Meh, if you want to really dive in predictive analytics go to other courses.

By Alon Mann

Jan 15, 2018

rather nice course. learn R before joining

By Jana Endemann

Dec 07, 2017

Same as before, subjects are quite interesting, but the video material is of quite low quality.

By Sergio Garofoli

Oct 30, 2017

Excellent!!

By Roberto Santamaria

Jun 13, 2017

Very good approach to each method; the assignments are a good test for the topics.

By Menghe Lu

Jun 12, 2017

great for learner

By Nathaniel Evans

Jun 08, 2017

I think the amount of course work to lectures was more appropriate than the first segment. I enjoyed the exercises and felt that they mixed the correct amount of theory and applicaiton.

By William L. Koch

Jun 06, 2017

Excellent Lectures. Since the course is several years old the organization of some of the assignments needs updating. That's the only reason I gave it 4 instead of 5 stars.

By Jonas Carvalho

Apr 19, 2017

The lessons are sometimes completely disconected from the graded assignments. There were some graded assignements that dealt with things I have never heard about and I completed it without even looking the lessons videos.
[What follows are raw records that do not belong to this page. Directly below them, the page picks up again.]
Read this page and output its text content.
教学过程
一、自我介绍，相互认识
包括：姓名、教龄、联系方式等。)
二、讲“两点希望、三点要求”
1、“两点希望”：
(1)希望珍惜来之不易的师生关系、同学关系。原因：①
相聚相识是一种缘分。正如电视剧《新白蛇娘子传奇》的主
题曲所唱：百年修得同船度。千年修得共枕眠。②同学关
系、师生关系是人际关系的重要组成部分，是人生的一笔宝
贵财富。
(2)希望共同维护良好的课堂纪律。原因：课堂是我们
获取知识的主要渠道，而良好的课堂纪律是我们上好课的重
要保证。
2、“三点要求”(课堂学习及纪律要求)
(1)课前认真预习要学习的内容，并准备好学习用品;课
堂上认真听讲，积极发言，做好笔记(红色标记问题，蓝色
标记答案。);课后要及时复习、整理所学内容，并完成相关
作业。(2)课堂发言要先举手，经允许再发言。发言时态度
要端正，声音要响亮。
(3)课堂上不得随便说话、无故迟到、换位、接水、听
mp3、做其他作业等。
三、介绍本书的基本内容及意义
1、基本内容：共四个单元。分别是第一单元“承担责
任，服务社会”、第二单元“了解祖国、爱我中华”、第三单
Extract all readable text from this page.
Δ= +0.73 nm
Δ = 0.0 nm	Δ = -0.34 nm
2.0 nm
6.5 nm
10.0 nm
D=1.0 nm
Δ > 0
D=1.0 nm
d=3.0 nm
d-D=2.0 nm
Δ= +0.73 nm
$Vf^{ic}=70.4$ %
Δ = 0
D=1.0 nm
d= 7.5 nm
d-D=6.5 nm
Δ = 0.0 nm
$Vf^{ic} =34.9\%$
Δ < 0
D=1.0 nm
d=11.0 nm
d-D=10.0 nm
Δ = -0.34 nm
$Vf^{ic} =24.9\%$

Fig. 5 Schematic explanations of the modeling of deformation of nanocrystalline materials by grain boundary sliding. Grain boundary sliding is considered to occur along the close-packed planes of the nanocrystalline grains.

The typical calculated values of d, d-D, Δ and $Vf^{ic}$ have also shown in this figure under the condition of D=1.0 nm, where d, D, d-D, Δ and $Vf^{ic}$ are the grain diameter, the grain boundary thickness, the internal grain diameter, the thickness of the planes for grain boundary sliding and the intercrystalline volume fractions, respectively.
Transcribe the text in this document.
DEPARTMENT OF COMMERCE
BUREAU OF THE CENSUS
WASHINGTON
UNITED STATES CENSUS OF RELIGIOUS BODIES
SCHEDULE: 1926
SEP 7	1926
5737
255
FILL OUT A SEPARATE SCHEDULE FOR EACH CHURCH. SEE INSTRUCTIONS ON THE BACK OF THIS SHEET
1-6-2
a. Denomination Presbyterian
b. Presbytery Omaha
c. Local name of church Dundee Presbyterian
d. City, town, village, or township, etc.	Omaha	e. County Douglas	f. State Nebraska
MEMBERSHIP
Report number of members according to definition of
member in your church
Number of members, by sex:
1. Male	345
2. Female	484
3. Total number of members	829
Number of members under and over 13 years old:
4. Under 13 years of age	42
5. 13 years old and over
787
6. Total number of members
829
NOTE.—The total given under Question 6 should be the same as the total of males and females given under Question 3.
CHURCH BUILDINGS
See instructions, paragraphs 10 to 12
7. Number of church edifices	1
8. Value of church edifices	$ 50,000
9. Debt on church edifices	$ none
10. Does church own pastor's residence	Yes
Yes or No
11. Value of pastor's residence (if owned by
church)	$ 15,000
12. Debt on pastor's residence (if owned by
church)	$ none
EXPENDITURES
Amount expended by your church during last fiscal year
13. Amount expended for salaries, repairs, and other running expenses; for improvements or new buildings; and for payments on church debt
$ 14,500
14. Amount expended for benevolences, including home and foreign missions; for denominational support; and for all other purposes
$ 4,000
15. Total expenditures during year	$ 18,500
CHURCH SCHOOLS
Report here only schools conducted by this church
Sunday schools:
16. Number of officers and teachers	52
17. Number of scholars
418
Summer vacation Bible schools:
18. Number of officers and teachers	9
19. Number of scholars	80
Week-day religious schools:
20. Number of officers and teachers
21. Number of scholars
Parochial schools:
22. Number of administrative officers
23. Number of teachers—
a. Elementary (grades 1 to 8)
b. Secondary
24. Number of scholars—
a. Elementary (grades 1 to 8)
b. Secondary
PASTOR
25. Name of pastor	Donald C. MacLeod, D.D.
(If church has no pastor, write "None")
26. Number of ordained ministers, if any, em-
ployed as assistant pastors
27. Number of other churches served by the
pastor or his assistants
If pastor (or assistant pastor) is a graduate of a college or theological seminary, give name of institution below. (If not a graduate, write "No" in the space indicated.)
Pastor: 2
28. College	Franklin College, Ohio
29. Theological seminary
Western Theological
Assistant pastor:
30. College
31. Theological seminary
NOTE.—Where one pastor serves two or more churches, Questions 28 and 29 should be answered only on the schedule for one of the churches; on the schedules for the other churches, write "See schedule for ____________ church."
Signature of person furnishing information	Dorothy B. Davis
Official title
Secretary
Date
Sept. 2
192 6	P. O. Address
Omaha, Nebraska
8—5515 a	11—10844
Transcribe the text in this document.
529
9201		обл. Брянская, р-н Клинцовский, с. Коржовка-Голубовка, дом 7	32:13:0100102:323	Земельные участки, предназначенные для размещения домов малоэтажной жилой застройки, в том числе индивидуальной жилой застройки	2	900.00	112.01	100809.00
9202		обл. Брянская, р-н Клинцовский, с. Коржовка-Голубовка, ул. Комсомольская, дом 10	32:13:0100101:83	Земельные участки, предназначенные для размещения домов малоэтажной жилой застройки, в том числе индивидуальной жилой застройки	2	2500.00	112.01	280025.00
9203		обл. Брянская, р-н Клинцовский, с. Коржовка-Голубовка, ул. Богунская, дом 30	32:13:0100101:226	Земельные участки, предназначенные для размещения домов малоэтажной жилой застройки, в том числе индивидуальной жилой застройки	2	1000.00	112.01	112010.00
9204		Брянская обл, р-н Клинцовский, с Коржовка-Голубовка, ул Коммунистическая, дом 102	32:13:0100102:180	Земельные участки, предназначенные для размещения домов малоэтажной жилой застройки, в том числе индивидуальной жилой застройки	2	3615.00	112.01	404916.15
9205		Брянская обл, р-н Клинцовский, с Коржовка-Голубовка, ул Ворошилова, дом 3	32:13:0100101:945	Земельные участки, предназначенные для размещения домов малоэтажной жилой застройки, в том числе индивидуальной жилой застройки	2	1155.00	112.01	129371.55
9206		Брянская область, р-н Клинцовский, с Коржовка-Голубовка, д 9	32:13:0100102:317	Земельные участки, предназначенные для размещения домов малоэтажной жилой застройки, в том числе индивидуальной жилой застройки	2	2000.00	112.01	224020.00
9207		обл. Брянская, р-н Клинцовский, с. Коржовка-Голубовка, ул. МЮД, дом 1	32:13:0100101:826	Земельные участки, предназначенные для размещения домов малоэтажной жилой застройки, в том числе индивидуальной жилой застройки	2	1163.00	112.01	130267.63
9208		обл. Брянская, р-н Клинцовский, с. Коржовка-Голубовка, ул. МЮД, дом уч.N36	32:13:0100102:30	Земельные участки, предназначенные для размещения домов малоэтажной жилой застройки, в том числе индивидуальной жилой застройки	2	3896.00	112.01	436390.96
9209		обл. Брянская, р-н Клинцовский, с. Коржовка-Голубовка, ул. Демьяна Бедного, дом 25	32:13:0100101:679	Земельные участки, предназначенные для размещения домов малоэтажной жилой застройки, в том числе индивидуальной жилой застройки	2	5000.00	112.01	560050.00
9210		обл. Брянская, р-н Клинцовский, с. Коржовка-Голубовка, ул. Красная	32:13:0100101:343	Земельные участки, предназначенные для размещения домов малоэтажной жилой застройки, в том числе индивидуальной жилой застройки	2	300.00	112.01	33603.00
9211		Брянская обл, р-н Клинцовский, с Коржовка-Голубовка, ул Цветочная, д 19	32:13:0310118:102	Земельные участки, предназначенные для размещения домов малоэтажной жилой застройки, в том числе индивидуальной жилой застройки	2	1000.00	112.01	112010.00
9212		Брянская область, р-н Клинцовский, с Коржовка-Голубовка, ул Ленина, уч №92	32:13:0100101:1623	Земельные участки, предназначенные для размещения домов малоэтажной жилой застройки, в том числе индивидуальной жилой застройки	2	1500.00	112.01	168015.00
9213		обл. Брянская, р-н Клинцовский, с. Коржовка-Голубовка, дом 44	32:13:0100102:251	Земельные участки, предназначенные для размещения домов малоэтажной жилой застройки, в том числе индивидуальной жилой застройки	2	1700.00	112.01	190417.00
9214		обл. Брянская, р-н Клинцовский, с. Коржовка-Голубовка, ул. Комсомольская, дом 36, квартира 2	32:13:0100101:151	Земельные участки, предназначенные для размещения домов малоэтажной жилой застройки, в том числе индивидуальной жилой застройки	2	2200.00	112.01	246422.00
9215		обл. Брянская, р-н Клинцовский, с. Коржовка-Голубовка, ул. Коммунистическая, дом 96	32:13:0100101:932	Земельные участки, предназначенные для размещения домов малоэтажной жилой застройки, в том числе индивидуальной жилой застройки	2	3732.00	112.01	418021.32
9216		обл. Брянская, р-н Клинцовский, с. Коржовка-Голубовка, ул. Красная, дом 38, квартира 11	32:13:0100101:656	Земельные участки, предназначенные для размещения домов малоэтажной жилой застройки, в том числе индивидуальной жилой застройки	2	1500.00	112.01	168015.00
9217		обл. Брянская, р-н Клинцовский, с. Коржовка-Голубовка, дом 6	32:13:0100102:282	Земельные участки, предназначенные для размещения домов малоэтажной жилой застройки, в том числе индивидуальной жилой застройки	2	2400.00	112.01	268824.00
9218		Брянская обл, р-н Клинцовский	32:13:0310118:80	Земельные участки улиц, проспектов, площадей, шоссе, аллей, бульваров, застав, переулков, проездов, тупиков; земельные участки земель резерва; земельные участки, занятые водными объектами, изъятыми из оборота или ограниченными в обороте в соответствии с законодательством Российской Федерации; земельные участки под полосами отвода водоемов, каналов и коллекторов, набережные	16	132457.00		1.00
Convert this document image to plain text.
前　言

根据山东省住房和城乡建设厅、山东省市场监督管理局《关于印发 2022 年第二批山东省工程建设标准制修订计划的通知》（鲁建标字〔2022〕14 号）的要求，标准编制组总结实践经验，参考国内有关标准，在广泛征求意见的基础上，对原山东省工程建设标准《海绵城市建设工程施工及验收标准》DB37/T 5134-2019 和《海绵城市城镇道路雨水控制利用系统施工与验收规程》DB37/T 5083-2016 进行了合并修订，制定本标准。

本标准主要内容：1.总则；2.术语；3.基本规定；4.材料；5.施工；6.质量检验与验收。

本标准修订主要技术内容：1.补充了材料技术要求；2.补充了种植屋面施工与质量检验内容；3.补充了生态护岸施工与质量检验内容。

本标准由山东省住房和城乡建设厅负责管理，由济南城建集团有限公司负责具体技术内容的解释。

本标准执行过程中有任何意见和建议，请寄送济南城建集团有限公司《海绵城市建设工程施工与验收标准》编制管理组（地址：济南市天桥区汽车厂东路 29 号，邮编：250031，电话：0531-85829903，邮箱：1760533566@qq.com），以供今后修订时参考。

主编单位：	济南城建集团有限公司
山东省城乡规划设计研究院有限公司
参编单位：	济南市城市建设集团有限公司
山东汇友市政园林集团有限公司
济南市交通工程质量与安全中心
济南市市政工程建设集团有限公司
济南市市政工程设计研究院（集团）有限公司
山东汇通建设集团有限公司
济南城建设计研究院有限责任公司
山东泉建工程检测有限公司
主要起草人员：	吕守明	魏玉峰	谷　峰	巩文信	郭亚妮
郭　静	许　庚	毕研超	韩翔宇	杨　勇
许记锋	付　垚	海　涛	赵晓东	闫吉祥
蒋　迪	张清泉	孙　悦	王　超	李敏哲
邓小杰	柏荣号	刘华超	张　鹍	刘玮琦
Some of the lessons are disapointing of the lack of assistance to the required software/code to be used. In such a way that the concept worked is very simple, but if you have no experience on the software or code you can have a hard time to complete the assignements with irritating details which are not explained at all in the lessons. The lessons serves more as a guide to what you should search in google and learn through other source of information. I did not expected such poor course from a paid one; I have doen free courses way better than this course. Don´t pay or this course, find some other course free or other paid course with better reviews.

By Lei Zhang

Mar 22, 2017

The course is good. But it does not has lecture slides that is better for students to understand.